MEU NAMORO DE VERDADE

Eu tinha 21 anos, um automóvel Fissore e uma pá de hormônios pra consumir. Vivia na farra, gastando todo o dinheiro que sobrava do salário. Morava com meus pais, então só tinha que guardar para a prestação do carro.

Imagine: eu chegava de uma noitada pela manhã quando ela passou indo pra missa. Saltei do carro mais que depressa. Precisava examinar o material.
__ Que gata!
Por ouvir falar, já sabia quem era. Só que ainda não tinha visto de perto. Ela era irmã de uma amiga da minha irmã. Mais tarde, aproveitei uma visita da "cunhada" e mandei o recado:
__ Sua irmã é maravilhosa, hein?!
O recado viajou com precisão. No dia seguinte, quando abri o portão da garagem para tirar o carro e ir para o trabalho, bem em frente à casa dela, a musa apareceu, abriu um sorriso lindo e ficou me esperando completar a operação. Saí dirigindo devagar, quase quebrei o pescoço, quase entrei com o carro no poste. Naquele tempo, para economizar, os mineiros fincavam os postes no meio da rua.

Daí, só faltava vencer a timidez. Flertar era uma coisa, conversar era outra. Todo atrapalhado, criei coragem pra pegar naquele troço meio estranho chamado telefone e consegui soltar um "você quer ir ao cinema amanhã?" Ela topou. Mas os pais mandaram o irmão junto. Por sorte, o cinema estava lotado e ele teve que sentar lá longe. Durante a sessão, segurei sua mão e beijei-lhe o rosto. Só isso. Mas valeu por tudo.

Depois eu conto mais. Só vou antecipar o seguinte: 3 anos depois, aos 24 anos, tive a primeira grande crise de depressão. Já estava casado. Se não fosse a companheira que eu ganhei, sei não...

domingo, 29 de agosto de 2010

MANIA 1

Eu tinha um amigo em Nova York que admirava muito. Owen Ryan era o nome dele. Inteligente, criativo, e não fazia por menos.
__ I'm a creative person, ele repetia sempre.
Sua agência de publicidade tinha como slogan "an imagination agency".
Nada mais apropriado para exercitar a minha própria imaginação. Diga-se de passagem, eu tinha registrado a marca do cometa Halley no Brasil e nos Estados Unidos, tinha sido uma grande sacada, mas o cometa veio fraquinho, fraquinho e eu fiquei numa frustração de dar dó. Ainda assim, eu também me considerava um gênio, só que não dizia pra todo mundo, como ele.

Mas buscava, obsessivamente, uma nova idéia que me desse a riqueza e a fama que o cometa me recusou.Num período de negligência ao lítio, a cabeça se agitou mais do que devia e eis que de repente, não mais que de repente, comecei a rabiscar uns esquemas que deveriam funcionar como propostas mais que vencedoras para campanhas políticas. Naquela altura, eu já estava elegendo o presidente dos Estados Unidos...

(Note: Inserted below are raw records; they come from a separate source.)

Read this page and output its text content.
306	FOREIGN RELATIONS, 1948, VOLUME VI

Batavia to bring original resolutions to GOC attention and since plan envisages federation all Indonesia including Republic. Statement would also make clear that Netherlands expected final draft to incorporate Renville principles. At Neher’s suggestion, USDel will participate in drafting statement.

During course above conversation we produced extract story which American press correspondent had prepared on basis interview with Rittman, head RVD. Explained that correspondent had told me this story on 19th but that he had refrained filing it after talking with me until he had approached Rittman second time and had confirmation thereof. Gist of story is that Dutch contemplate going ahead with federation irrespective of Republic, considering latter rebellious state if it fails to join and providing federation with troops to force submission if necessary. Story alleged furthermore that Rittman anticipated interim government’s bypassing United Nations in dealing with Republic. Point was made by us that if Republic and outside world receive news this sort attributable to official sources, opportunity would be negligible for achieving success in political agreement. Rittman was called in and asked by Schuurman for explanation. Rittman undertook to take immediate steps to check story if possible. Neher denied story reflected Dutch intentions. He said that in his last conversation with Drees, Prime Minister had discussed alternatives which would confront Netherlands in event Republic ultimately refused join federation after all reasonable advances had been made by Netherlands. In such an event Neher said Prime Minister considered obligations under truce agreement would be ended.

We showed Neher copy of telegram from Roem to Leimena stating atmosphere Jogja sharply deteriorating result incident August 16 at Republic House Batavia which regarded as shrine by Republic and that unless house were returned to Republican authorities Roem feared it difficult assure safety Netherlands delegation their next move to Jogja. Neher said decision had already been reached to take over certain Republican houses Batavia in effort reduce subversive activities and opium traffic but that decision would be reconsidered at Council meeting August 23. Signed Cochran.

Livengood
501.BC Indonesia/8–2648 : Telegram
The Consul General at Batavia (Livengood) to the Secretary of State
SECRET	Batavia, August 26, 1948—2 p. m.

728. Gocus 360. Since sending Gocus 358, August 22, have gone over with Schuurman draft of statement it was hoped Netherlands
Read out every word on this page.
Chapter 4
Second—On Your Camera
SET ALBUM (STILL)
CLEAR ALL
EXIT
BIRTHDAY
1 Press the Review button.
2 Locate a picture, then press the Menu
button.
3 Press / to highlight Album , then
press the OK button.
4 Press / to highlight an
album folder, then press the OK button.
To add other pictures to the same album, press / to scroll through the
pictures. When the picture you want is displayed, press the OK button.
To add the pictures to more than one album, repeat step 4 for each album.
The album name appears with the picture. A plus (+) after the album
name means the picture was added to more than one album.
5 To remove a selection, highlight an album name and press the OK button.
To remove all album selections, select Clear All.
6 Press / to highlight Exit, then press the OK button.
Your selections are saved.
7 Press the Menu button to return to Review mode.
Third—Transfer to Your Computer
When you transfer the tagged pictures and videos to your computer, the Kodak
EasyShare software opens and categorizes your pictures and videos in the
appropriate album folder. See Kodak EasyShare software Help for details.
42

Eu rabiscava uma folha e mandava um fax pra ele. Rabiscava outra e passava outro fax. Faxes e mais faxes, brigando com a minha mulher a cada nova ligação.
__ Você não está entendendo! Isto aqui é único, é genial!
__ Mas o que significa isso? Não tem pé nem cabeça. Você não está bem, Marcelo!
__ Você é que não entende nada que eu faço. O Owen vai entender.
24 horas depois ele ligou lá pra casa, mas não para falar comigo. Chamou a minha mulher, que mal falava inglês. De alguma forma ela entendeu que ele também achou tudo aquilo uma loucura.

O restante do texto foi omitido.